Figure 28--Surface equipment. Oil, gas, and water, as an emulsion, enter the free water knockout. Some gas and water are separated from the emulsion at this point. The remaining emulsion enters the heater treater where it is heated and the emulsion is separated into oil, gas, and water. The water is drained off and sent to disposal. The gas passes into the gas line, where it is metered and sent to market. The oil passes into the tanks. From there, it may be loaded into trucks from the drain valves or conected to a pipeline. The pump is used for recirculating oil that may have impurities in it back through the treater and into the tanks.

separating of fluids into water, oil, and gas

After the oil, gas, and water have flowed or have been pumped to the surface, they pass as an emulsion or mixture to the production separator, which separates the gas from the oil and water. The gas may then travel by pipeline to a gas plant for processing into natural gas liquids such as propane and butane and natural gas for residential and commercial use. The oil and water emulsion then goes to the heater treater for the separation of the oil from the water. The oil then is placed in the storage tanks where it remains until it is transported off the site by trucks or by pipeline. The water is either put into a saltwater-handling facility such as a lined pit or tank, or into a flow line to a disposal well where it will be disposed of underground. Before the oil is removed from the storage tanks, it is tested to determine if it still contains an excessive amount of water. If it does, it is circulated by the circulating pump through the heater treater until the water content is at or below the acceptable level.

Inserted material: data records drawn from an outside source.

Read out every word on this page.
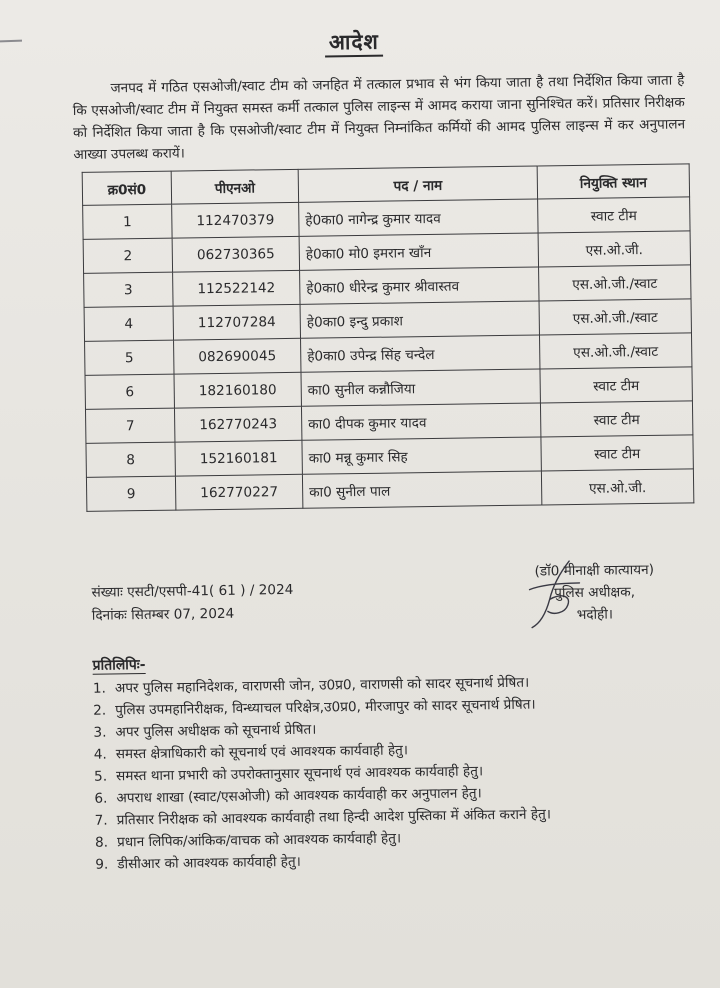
आदेश
जनपद में गठित एसओजी/स्वाट टीम को जनहित में तत्काल प्रभाव से भंग किया जाता है तथा निर्देशित किया जाता है कि एसओजी/स्वाट टीम में नियुक्त समस्त कर्मी तत्काल पुलिस लाइन्स में आमद कराया जाना सुनिश्चित करें। प्रतिसार निरीक्षक को निर्देशित किया जाता है कि एसओजी/स्वाट टीम में नियुक्त निम्नांकित कर्मियों की आमद पुलिस लाइन्स में कर अनुपालन आख्या उपलब्ध करायें।
क्र0सं0	पीएनओ	पद / नाम	नियुक्ति स्थान
1	112470379	हे0का0 नागेन्द्र कुमार यादव	स्वाट टीम
2	062730365	हे0का0 मो0 इमरान खाँन	एस.ओ.जी.
3	112522142	हे0का0 धीरेन्द्र कुमार श्रीवास्तव	एस.ओ.जी./स्वाट
4	112707284	हे0का0 इन्दु प्रकाश	एस.ओ.जी./स्वाट
5	082690045	हे0का0 उपेन्द्र सिंह चन्देल	एस.ओ.जी./स्वाट
6	182160180	का0 सुनील कन्नौजिया	स्वाट टीम
7	162770243	का0 दीपक कुमार यादव	स्वाट टीम
8	152160181	का0 मन्नू कुमार सिह	स्वाट टीम
9	162770227	का0 सुनील पाल	एस.ओ.जी.
संख्याः एसटी/एसपी-41( 61 ) / 2024
दिनांकः सितम्बर 07, 2024
(डॉ0 मीनाक्षी कात्यायन)
पुलिस अधीक्षक,
भदोही।
प्रतिलिपिः-
1. अपर पुलिस महानिदेशक, वाराणसी जोन, उ0प्र0, वाराणसी को सादर सूचनार्थ प्रेषित।
2. पुलिस उपमहानिरीक्षक, विन्ध्याचल परिक्षेत्र,उ0प्र0, मीरजापुर को सादर सूचनार्थ प्रेषित।
3. अपर पुलिस अधीक्षक को सूचनार्थ प्रेषित।
4. समस्त क्षेत्राधिकारी को सूचनार्थ एवं आवश्यक कार्यवाही हेतु।
5. समस्त थाना प्रभारी को उपरोक्तानुसार सूचनार्थ एवं आवश्यक कार्यवाही हेतु।
6. अपराध शाखा (स्वाट/एसओजी) को आवश्यक कार्यवाही कर अनुपालन हेतु।
7. प्रतिसार निरीक्षक को आवश्यक कार्यवाही तथा हिन्दी आदेश पुस्तिका में अंकित कराने हेतु।
8. प्रधान लिपिक/आंकिक/वाचक को आवश्यक कार्यवाही हेतु।
9. डीसीआर को आवश्यक कार्यवाही हेतु।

The quantities of oil, gas, and water that are produced from the well are measured and recorded. Oil production may be measured with special metering equipment if it is produced into a consolidated tank battery or it may be gauged by measuring the height of the oil level in the storage tanks. When a tank full of oil is delivered to a refiner or crude-oil purchaser by pipeline, truck, or tank car, the oil is measured by gauging the height of oil in the tank. At that time the oil will be tested to determine its gravity (density) because the price paid for crude oil varies with its gravity. The temperature of the oil is determined as well as its content of basic sediment and water. This is done so that the quantity of oil in the tank can be converted into net barrels of oil delivered.

The quantity of gas produced is measured by a meter before it enters the pipeline to the processing facility. The quantity of water produced may be measured by a meter at the heater treater before it enters the saltwater-handling facility or the flow line to the disposal well. Water production is also determined by periodically testing the oil, gas, and water emulsion before it is separated to determine the percentage of water or "water cut" in the produced fluid.

Reservoir energy

For oil and gas to flow into the casing or well bore, energy is required. This energy may be derived from one or more of the following mechanisms: by dissolved gas in the oil which expands and escapes, driving the oil through the porous and permeable rock toward the well or wells; a gas cap, consisting of a cap of gas overlying the oil, which may expand as the oil is produced, filling the pore spaces occupied by the oil and gas as it is produced; and by water drive resulting from the expansion of water underlying the oil which may expand to fill the reservoir as the oil is produced (fig. 29).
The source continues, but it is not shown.